The biggest long-term value from this acquisition lies in the strong business synergy it creates for the Lloyds group. While Lloyds Engineering Works Limited primarily focuses on heavy engineering solutions for sectors like power, oil & gas, and industrial machinery, SISCOL specializes in large-scale steel fabrication and infrastructure construction.

This allows the combined group to become a more integrated infrastructure player capable of bidding for larger end-to-end turnkey projects rather than individual engineering contracts. In addition, SISCOL’s six manufacturing plants with 1,00,000 MTPA capacity immediately expand the group’s manufacturing footprint without requiring years of greenfield capex.

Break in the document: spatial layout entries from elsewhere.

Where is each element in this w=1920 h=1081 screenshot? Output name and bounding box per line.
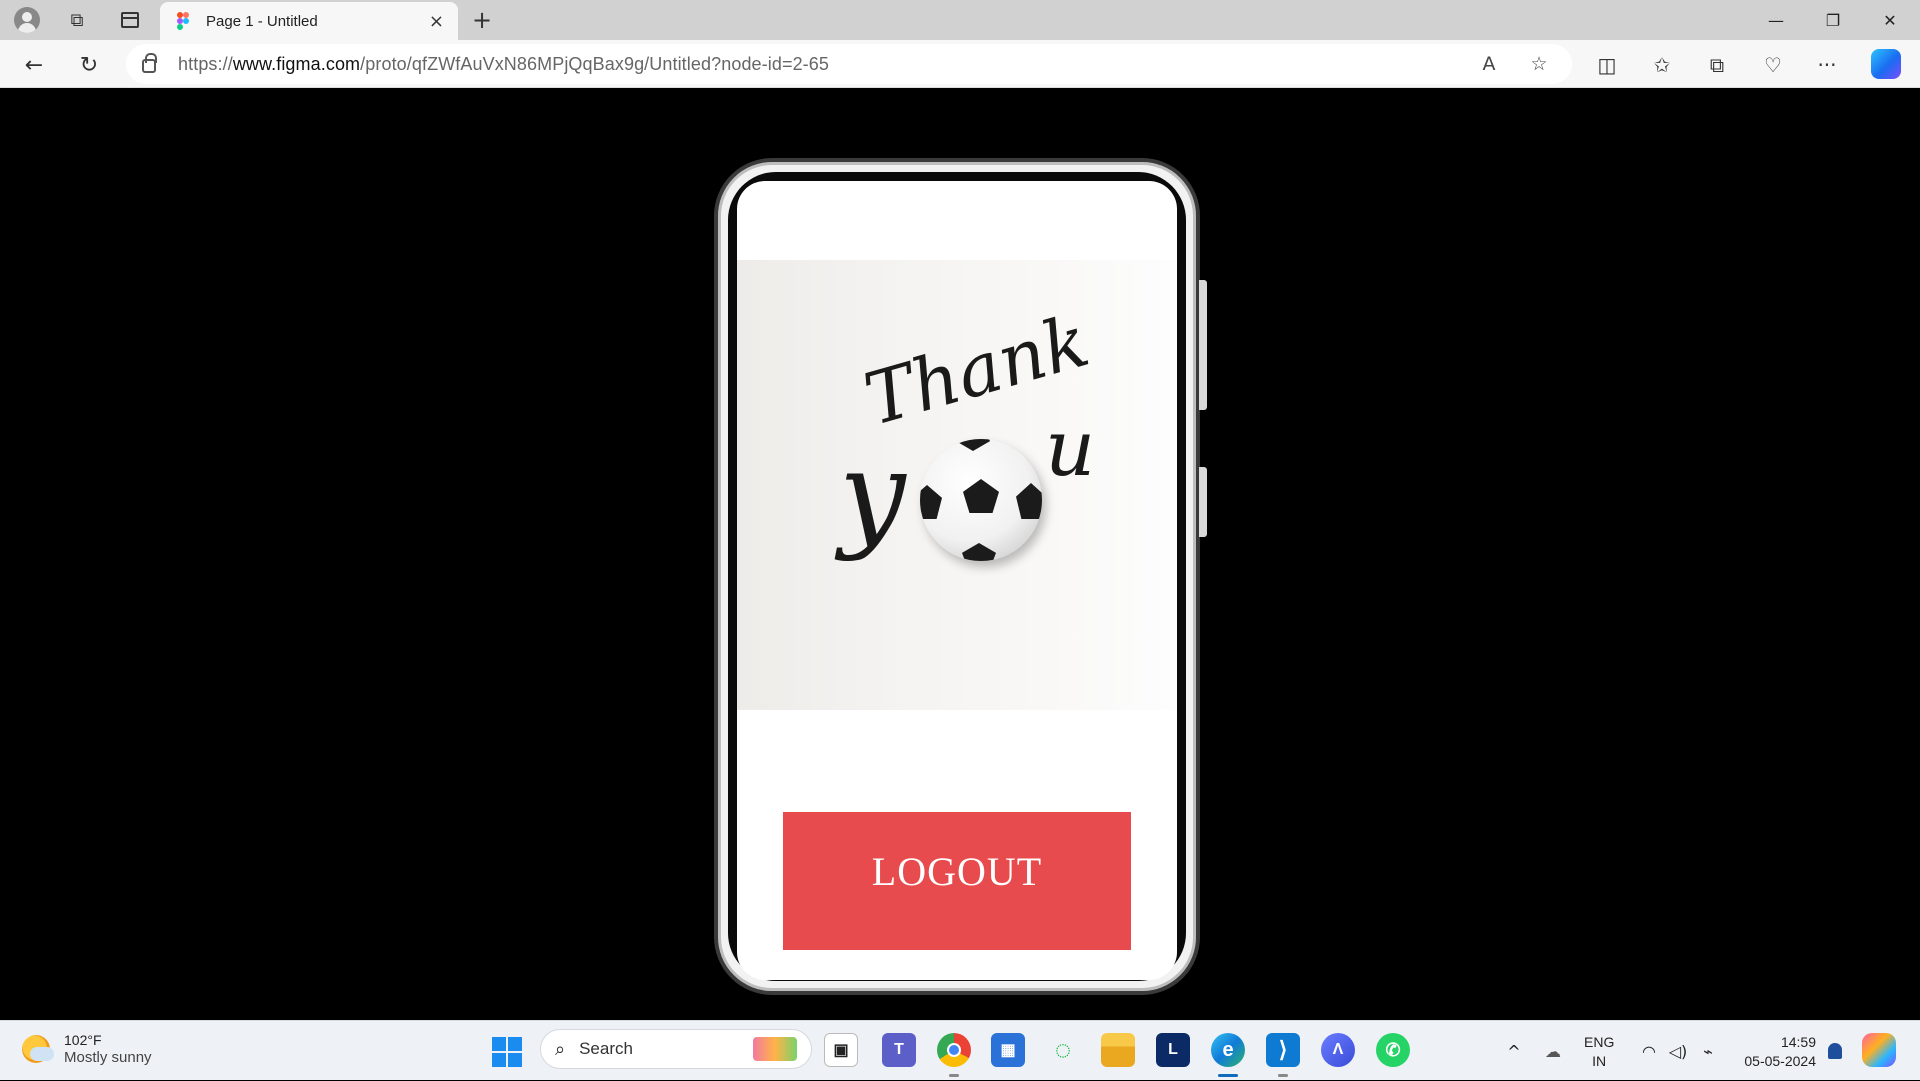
vertical-tabs-icon[interactable] <box>114 4 146 36</box>
url-text[interactable]: https://www.figma.com/proto/qfZWfAuVxN86… <box>178 54 1456 75</box>
copilot-taskbar-icon[interactable] <box>1862 1033 1896 1067</box>
browser-essentials-icon[interactable]: ♡ <box>1756 48 1790 82</box>
lock-icon[interactable] <box>142 53 157 73</box>
phone-side-button <box>1199 467 1207 537</box>
taskbar: 102°F Mostly sunny ⌕ Search ▣ T ▦ ◌ L e … <box>0 1020 1920 1080</box>
copilot-icon[interactable] <box>1871 49 1901 79</box>
weather-condition: Mostly sunny <box>64 1049 152 1066</box>
back-button[interactable]: ← <box>17 48 51 82</box>
weather-temperature: 102°F <box>64 1032 102 1048</box>
volume-icon[interactable]: ◁) <box>1664 1021 1692 1081</box>
thank-you-image: Thank y u <box>737 260 1177 710</box>
taskbar-search[interactable]: ⌕ Search <box>540 1029 812 1069</box>
wifi-icon[interactable]: ◠ <box>1636 1021 1662 1081</box>
edge-icon[interactable]: e <box>1211 1033 1245 1067</box>
workspaces-icon[interactable]: ⧉ <box>61 4 93 36</box>
file-explorer-icon[interactable] <box>1101 1033 1135 1067</box>
browser-tab[interactable]: Page 1 - Untitled × <box>160 2 458 40</box>
thank-you-text-u: u <box>1045 404 1096 494</box>
more-menu-icon[interactable]: ··· <box>1810 48 1844 82</box>
figma-icon <box>174 12 192 30</box>
logout-button[interactable]: LOGOUT <box>783 812 1131 950</box>
reload-button[interactable]: ↻ <box>72 48 106 82</box>
profile-icon[interactable] <box>11 4 43 36</box>
chrome-icon[interactable] <box>937 1033 971 1067</box>
minimize-button[interactable]: — <box>1748 0 1804 40</box>
close-tab-icon[interactable]: × <box>429 11 444 32</box>
favorite-star-icon[interactable]: ☆ <box>1522 47 1556 81</box>
clock[interactable]: 14:59 05-05-2024 <box>1736 1033 1816 1071</box>
show-hidden-icons-chevron-icon[interactable]: ^ <box>1502 1021 1526 1081</box>
teams-icon[interactable]: T <box>882 1033 916 1067</box>
tab-title: Page 1 - Untitled <box>206 12 318 30</box>
arc-app-icon[interactable]: Λ <box>1321 1033 1355 1067</box>
search-highlight-icon <box>753 1037 797 1061</box>
notifications-bell-icon[interactable] <box>1822 1021 1848 1081</box>
logout-label: LOGOUT <box>871 848 1043 894</box>
close-window-button[interactable]: ✕ <box>1862 0 1918 40</box>
address-bar-row: ← ↻ https://www.figma.com/proto/qfZWfAuV… <box>0 40 1920 88</box>
onedrive-icon[interactable]: ☁ <box>1540 1021 1566 1081</box>
battery-icon[interactable]: ⌁ <box>1696 1021 1720 1081</box>
split-screen-icon[interactable]: ◫ <box>1590 48 1624 82</box>
phone-frame: Thank y u LOGOUT <box>714 158 1207 995</box>
l-app-icon[interactable]: L <box>1156 1033 1190 1067</box>
favorites-icon[interactable]: ✩ <box>1645 48 1679 82</box>
phone-side-button <box>1199 280 1207 410</box>
new-tab-button[interactable]: + <box>466 4 498 36</box>
thank-you-text-y: y <box>839 425 906 563</box>
start-button[interactable] <box>492 1037 522 1067</box>
language-indicator[interactable]: ENG IN <box>1584 1033 1614 1071</box>
sunny-weather-icon <box>22 1035 54 1063</box>
phone-screen: Thank y u LOGOUT <box>737 181 1177 980</box>
task-view-icon[interactable]: ▣ <box>824 1033 858 1067</box>
soccer-ball-icon <box>920 439 1042 561</box>
circle-app-icon[interactable]: ◌ <box>1046 1033 1080 1067</box>
collections-icon[interactable]: ⧉ <box>1700 48 1734 82</box>
read-aloud-icon[interactable]: A <box>1472 47 1506 81</box>
microsoft-store-icon[interactable]: ▦ <box>991 1033 1025 1067</box>
url-field[interactable]: https://www.figma.com/proto/qfZWfAuVxN86… <box>126 44 1572 84</box>
search-icon: ⌕ <box>555 1038 566 1060</box>
search-placeholder: Search <box>579 1039 633 1058</box>
vscode-icon[interactable]: ⟩ <box>1266 1033 1300 1067</box>
restore-button[interactable]: ❐ <box>1805 0 1861 40</box>
weather-widget[interactable]: 102°F Mostly sunny <box>22 1031 152 1067</box>
figma-prototype-canvas: Thank y u LOGOUT <box>0 88 1920 1020</box>
tab-bar: ⧉ Page 1 - Untitled × + — ❐ ✕ <box>0 0 1920 40</box>
whatsapp-icon[interactable]: ✆ <box>1376 1033 1410 1067</box>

The acquisition also diversifies Lloyds’ revenue exposure beyond industrial engineering into fast-growing infrastructure segments such as airports, industrial parks, and commercial real estate projects. Management has further added a potential value-unlocking catalyst by committing to file for a possible SISCOL IPO within 30 months, signaling a long-term strategy of scaling the business and eventually unlocking shareholder value through a separate listing.

What This Means for Investors

For investors, this transaction represents far more than a routine acquisition. It marks a strategic shift for Lloyds Enterprises Limited as the company moves from being primarily an engineering-focused business toward becoming a larger integrated infrastructure solutions player.

The deal not only brings immediate revenue addition and significant manufacturing capacity, but also strengthens the group’s ability to participate in India’s long-term infrastructure expansion cycle. The planned future IPO of SISCOL further creates an additional value-unlocking opportunity that could benefit shareholders over the coming years.

Reflecting positive market sentiment, shares of Lloyds Enterprises Limited, with a market capitalization of Rs. 11,609 crore, were trading at Rs. 77.12, up 2 percent during the session, suggesting investors are already beginning to price in the long-term strategic impact of this transformational acquisition.

With India entering what many consider a decade-long infrastructure expansion cycle, Lloyds Enterprises is positioning itself aggressively  and this Rs. 1,073 crore acquisition could become one of the company’s most important long-term growth catalysts.